Pursuit¶
This environment is part of the SISL environments. Please read that page first for general information.
Import |
|
---|---|
Actions |
Discrete |
Parallel API |
Yes |
Manual Control |
Yes |
Agents |
|
Agents |
8 (+/-) |
Action Shape |
(5) |
Action Values |
Discrete(5) |
Observation Shape |
(7, 7, 3) |
Observation Values |
[0, 30] |
By default 30 blue evader agents and 8 red pursuer agents are placed in a 16 x 16 grid with an obstacle, shown in white, in the center. The evaders move randomly, and the pursuers are controlled. Every time the pursuers fully surround an evader each of the surrounding agents receives a reward of 5 and the evader is removed from the environment. Pursuers also receive a reward of 0.01 every time they touch an evader. The pursuers have a discrete action space of up, down, left, right and stay. Each pursuer observes a 7 x 7 grid centered around itself, depicted by the orange boxes surrounding the red pursuer agents. The environment terminates when every evader has been caught, or when 500 cycles are completed. Note that this environment has already had the reward pruning optimization described in section 4.1 of the PettingZoo paper applied.
Observation shape takes the full form of (obs_range, obs_range, 3)

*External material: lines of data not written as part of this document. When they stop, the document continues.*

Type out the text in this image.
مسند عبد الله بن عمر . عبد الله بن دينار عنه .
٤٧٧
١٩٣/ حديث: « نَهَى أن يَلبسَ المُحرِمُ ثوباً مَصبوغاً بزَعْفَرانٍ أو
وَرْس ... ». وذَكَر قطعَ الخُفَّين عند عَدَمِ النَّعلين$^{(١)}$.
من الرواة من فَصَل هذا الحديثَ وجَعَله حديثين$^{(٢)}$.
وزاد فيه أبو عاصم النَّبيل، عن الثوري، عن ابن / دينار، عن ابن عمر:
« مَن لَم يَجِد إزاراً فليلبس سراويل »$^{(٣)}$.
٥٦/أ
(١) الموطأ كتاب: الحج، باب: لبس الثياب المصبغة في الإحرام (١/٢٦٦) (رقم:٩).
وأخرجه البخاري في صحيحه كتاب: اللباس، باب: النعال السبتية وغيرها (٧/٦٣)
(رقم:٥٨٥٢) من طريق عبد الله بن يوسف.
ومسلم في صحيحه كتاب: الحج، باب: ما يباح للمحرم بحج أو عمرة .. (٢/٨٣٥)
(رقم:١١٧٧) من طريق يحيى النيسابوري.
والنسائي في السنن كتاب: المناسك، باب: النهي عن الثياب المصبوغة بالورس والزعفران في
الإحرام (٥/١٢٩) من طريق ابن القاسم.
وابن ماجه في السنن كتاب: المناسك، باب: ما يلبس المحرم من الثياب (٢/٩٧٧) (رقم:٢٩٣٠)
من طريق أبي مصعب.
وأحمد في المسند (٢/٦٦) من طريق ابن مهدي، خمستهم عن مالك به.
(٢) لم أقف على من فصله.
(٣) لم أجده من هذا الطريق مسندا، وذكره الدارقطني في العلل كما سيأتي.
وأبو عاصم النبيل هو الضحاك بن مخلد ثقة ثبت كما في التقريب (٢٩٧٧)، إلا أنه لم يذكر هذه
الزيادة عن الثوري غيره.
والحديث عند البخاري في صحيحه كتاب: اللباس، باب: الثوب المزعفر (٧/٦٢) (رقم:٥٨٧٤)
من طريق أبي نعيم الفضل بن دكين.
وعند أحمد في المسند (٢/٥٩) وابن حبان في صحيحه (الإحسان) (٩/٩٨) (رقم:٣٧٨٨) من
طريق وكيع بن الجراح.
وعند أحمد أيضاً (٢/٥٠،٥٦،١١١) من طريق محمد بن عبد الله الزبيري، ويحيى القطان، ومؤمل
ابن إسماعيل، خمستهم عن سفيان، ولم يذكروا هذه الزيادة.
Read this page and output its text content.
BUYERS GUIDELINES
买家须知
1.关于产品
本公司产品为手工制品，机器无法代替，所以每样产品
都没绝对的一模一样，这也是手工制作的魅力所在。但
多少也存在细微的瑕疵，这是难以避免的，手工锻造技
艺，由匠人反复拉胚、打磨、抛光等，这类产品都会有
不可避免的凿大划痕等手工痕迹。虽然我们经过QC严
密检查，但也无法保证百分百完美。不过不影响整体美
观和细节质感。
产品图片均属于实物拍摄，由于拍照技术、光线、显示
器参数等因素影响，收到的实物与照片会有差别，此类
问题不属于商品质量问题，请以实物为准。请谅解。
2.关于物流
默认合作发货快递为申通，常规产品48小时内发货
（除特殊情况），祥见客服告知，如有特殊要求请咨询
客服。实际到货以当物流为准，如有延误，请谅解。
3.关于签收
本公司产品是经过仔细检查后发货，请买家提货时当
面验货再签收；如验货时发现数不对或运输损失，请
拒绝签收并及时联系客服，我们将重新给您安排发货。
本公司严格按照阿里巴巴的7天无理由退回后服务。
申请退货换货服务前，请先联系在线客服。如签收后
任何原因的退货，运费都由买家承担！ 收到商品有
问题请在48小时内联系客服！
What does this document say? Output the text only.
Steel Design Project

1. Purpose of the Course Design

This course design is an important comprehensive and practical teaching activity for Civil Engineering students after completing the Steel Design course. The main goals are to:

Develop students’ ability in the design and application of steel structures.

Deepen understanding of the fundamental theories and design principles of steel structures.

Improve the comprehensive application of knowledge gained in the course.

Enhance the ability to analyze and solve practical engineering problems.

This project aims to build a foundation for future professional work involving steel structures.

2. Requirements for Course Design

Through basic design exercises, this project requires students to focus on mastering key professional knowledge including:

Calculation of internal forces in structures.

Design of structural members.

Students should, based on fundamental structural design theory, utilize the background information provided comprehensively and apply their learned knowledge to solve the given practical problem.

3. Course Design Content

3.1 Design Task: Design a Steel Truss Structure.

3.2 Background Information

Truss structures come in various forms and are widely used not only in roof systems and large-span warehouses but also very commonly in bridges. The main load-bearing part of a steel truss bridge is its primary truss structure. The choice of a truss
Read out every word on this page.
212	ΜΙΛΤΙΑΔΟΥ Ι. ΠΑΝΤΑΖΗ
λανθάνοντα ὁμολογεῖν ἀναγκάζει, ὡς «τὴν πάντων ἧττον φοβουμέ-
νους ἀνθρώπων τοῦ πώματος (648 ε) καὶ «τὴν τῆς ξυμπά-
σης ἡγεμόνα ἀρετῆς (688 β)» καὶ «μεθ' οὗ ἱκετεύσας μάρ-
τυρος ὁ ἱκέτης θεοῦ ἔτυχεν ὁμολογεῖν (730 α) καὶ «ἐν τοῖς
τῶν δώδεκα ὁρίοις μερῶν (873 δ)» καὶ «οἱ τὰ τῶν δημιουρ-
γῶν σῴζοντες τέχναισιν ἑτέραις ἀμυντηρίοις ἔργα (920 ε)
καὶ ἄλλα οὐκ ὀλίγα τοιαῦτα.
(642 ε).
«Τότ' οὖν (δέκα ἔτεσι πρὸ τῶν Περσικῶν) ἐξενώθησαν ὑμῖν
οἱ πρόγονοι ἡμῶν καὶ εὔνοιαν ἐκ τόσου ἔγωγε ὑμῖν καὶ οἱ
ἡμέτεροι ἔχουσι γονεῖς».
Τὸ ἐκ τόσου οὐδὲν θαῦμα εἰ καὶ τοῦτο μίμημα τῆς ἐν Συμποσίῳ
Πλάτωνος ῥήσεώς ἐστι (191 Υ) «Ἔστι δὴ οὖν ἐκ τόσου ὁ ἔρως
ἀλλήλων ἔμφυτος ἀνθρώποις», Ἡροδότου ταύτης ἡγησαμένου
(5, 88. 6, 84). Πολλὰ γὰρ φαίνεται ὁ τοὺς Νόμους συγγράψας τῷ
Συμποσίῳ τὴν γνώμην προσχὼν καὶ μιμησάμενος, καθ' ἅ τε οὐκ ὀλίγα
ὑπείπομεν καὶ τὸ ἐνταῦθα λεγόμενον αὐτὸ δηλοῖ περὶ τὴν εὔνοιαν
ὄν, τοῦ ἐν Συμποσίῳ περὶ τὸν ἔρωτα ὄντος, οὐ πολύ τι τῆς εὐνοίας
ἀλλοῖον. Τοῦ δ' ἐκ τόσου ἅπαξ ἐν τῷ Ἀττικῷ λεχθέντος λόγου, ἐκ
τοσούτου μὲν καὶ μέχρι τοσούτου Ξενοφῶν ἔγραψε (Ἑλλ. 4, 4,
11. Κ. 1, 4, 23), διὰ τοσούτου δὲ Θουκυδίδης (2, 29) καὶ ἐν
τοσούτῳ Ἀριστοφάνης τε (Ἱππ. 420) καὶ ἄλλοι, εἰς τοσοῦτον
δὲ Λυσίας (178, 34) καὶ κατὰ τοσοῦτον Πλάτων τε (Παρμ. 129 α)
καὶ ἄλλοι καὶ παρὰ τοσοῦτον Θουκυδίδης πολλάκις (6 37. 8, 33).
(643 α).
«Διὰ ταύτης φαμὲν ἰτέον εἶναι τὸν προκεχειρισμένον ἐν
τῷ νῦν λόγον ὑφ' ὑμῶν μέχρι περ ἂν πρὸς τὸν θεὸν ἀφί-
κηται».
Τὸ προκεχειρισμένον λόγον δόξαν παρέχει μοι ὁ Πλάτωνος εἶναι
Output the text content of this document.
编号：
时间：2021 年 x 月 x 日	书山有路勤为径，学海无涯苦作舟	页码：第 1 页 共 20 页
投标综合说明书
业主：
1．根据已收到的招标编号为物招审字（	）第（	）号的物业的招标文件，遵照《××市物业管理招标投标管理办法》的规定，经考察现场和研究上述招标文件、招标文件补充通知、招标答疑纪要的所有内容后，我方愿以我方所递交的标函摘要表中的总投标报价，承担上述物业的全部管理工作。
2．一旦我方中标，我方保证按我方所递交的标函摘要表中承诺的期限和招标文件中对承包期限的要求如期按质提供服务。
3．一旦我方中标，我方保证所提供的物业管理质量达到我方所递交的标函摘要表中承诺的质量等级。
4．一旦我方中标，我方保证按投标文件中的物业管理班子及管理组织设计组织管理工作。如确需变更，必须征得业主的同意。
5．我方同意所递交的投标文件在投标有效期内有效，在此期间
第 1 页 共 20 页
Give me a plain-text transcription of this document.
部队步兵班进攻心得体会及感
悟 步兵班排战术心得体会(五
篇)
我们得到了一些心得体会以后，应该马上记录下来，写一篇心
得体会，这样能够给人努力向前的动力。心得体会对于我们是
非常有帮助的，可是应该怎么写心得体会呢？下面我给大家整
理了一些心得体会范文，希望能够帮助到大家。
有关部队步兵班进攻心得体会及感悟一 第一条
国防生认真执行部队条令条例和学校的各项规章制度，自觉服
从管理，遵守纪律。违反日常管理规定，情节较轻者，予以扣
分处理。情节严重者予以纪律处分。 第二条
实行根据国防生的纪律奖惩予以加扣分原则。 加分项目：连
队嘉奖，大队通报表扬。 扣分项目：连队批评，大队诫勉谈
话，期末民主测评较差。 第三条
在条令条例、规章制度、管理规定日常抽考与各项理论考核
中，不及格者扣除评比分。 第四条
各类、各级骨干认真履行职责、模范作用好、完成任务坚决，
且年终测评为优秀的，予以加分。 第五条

where the first channel is 1s where there is a wall, the second channel indicates the number of allies in each coordinate and the third channel indicates the number of opponents in each coordinate.
Manual Control¶
Select different pursuers with ‘J’ and ‘K’. The selected pursuer can be moved with the arrow keys.
Arguments¶
pursuit_v4.env(max_cycles=500, x_size=16, y_size=16, shared_reward=True, n_evaders=30,
n_pursuers=8,obs_range=7, n_catch=2, freeze_evaders=False, tag_reward=0.01,
catch_reward=5.0, urgency_reward=-0.1, surround=True, constraint_window=1.0)
x_size, y_size
: Size of environment world space
shared_reward
: Whether the rewards should be distributed among all agents
n_evaders
: Number of evaders
n_pursuers
: Number of pursuers
obs_range
: Size of the box around the agent that the agent observes.
n_catch
: Number pursuers required around an evader to be considered caught
freeze_evaders
: Toggles if evaders can move or not
tag_reward
: Reward for ‘tagging’, or being single evader.
term_pursuit
: Reward added when a pursuer or pursuers catch an evader
urgency_reward
: Reward to agent added in each step
surround
: Toggles whether evader is removed when surrounded, or when n_catch pursuers are on top of evader
constraint_window
: Size of box (from center, in proportional units) which agents can randomly spawn into the environment world. Default is 1.0, which means they can spawn anywhere on the map. A value of 0 means all agents spawn in the center.
max_cycles
: After max_cycles steps all agents will return done
Version History¶
v4: Change the reward sharing, fix a collection bug, add agent counts to the rendering (1.14.0)
v3: Observation space bug fixed (1.5.0)
v2: Misc bug fixes (1.4.0)
v1: Various fixes and environment argument changes (1.3.1)
v0: Initial versions release (1.0.0)
Usage¶
AEC¶
from pettingzoo.sisl import pursuit_v4
env = pursuit_v4.env(render_mode="human")
env.reset(seed=42)
for agent in env.agent_iter():
observation, reward, termination, truncation, info = env.last()
if termination or truncation:
action = None
else:
# this is where you would insert your policy
action = env.action_space(agent).sample()
env.step(action)
env.close()
Parallel¶
from pettingzoo.sisl import pursuit_v4
env = pursuit_v4.parallel_env(render_mode="human")
observations, infos = env.reset()
while env.agents:
# this is where you would insert your policy
actions = {agent: env.action_space(agent).sample() for agent in env.agents}
observations, rewards, terminations, truncations, infos = env.step(actions)
env.close()
API¶
- class pettingzoo.sisl.pursuit.pursuit.raw_env(*args, **kwargs)[source]¶
- action_space(agent: str)[source]¶
Takes in agent and returns the action space for that agent.
MUST return the same value for the same agent name
Default implementation is to return the action_spaces dict
- close()[source]¶
Closes any resources that should be released.
Closes the rendering window, subprocesses, network connections, or any other resources that should be released.
- observation_space(agent: str)[source]¶
Takes in agent and returns the observation space for that agent.
MUST return the same value for the same agent name
Default implementation is to return the observation_spaces dict
- observe(agent)[source]¶
Returns the observation an agent currently can make.
last() calls this function.
- render()[source]¶
Renders the environment as specified by self.render_mode.
Render mode can be human to display a window. Other render modes in the default environments are ‘rgb_array’ which returns a numpy array and is supported by all environments outside of classic, and ‘ansi’ which returns the strings printed (specific to classic environments).